What: Shares of Hewlett-Packard Enterprise Co. (NYSE:HPE) rose after the company released strong fiscal first-quarter 2016 results.
So what: Quarterly revenue fell 3% year over year, to $12.72 billion, but would have climbed 4% had it not been for the negative effects of foreign currency exchange. Based on generally accepted accounting principles (GAAP), that translated to an 80.7% decline in net earnings, to $267 million, or $0.15 per diluted share, down from $1.385 billion, or $0.75 per share in the same year-ago period. On an adjusted (non-GAAP) basis -- which excludes line items like stock-based compensation and restructuring charges, and keeping in mind that Hewlett-Packard Enterprise only just completed its separation from HP late last year -- Hewlett-Packard Enterprise's net income fell a much more modest 27.5% year over year, to $731 million, or $0.41 per share.
That might not seem impressive, but analysts, on average, were slightly less optimistic on both the top and bottom lines. Consensus estimates called for revenue of $12.68 billion, and adjusted earnings of $0.40 per share.
"During our first quarter as an independent company," elaborated Hewlett-Packard Enterprise CEO Meg Whitman, "we saw the progress that comes from being more focused and nimble. We delivered a third-consecutive quarter of year-over-year constant currency revenue growth, and excluding the impact of recent M&A activity, we saw revenue growth in constant currency across every business segment for the first time since 2010."
Now what: For the current quarter, Hewlett-Packard Enterprise anticipates adjusted diluted earnings per share of $0.39 to $0.43, and GAAP diluted EPS of $0.13 to $0.17. For the full year, HPE expects adjusted diluted EPS of $1.85 to $1.95, and GAAP diluted EPS of $0.75 to $0.85. By comparison, analysts were modeling full-year EPS of $1.87, near the low-end of HPE's guidance range.

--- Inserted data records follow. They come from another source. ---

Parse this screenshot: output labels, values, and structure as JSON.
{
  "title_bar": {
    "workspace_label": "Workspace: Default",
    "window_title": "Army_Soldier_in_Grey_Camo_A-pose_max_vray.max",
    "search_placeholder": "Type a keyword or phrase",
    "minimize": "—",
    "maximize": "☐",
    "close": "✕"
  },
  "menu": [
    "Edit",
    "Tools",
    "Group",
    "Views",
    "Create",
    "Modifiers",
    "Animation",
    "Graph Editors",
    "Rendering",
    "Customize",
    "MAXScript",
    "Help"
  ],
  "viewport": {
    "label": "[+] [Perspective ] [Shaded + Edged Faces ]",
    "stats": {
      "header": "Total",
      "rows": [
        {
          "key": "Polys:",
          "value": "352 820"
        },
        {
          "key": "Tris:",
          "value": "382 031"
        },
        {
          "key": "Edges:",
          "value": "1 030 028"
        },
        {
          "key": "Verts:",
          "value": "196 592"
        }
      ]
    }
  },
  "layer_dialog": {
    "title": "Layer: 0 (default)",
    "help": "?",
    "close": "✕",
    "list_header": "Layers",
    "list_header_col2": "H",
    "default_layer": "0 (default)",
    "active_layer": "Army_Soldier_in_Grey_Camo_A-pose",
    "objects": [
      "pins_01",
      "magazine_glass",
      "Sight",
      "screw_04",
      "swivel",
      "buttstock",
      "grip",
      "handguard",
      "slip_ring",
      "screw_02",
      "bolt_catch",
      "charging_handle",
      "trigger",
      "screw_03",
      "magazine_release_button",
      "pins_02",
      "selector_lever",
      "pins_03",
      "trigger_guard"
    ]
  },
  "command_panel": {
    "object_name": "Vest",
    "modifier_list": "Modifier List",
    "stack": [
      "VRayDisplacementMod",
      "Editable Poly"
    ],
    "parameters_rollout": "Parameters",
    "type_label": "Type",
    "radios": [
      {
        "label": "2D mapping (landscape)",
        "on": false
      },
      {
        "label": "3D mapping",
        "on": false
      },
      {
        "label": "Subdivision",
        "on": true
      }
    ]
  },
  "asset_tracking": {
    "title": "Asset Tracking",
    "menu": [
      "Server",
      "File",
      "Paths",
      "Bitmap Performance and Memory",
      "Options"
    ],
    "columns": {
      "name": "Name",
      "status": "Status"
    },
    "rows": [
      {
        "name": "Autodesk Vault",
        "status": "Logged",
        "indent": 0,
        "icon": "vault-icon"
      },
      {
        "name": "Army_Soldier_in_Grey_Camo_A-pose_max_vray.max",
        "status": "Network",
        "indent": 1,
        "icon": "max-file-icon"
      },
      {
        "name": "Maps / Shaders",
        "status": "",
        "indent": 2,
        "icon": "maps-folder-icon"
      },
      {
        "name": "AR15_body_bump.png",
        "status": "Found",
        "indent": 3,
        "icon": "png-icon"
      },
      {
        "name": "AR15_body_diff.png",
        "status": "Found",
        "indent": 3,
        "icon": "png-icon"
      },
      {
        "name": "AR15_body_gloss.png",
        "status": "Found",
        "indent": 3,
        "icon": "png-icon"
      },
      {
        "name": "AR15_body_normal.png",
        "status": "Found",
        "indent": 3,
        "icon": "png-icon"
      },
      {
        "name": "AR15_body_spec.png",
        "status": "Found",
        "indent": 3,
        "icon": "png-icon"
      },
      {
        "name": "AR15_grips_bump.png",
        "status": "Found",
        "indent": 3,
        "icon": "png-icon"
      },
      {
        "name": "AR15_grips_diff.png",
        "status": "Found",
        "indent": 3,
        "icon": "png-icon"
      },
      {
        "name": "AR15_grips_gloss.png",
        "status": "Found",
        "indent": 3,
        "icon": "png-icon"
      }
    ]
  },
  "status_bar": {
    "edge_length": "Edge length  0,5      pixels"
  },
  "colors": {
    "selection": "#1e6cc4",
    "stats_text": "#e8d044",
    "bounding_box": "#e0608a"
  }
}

What's more, HPE expects to generate free cash flow in fiscal 2016 in the range of $2.0 billion to $2.2 billion. And after returning $1.3 billion to shareholders last fiscal year in the form of dividends and repurchases, HPE is increasing its commitment to return at least 100% of that free cash flow to shareholders this year. Finally, when HPE's previously announced deal with China's Tsinghua closes -- likely in May, as HPE is working through final regulatory approvals in China -- HPE will use the majority of its $2 billion in proceeds to repurchase shares.
All things considered, this was a great start to Hewlett-Packard Enterprise's life as an independent business. And while its current growth isn't exactly overwhelming, long-term investors should be happy knowing the company is willing to reward them through aggressive capital returns as it continues to solidify its industry leadership position.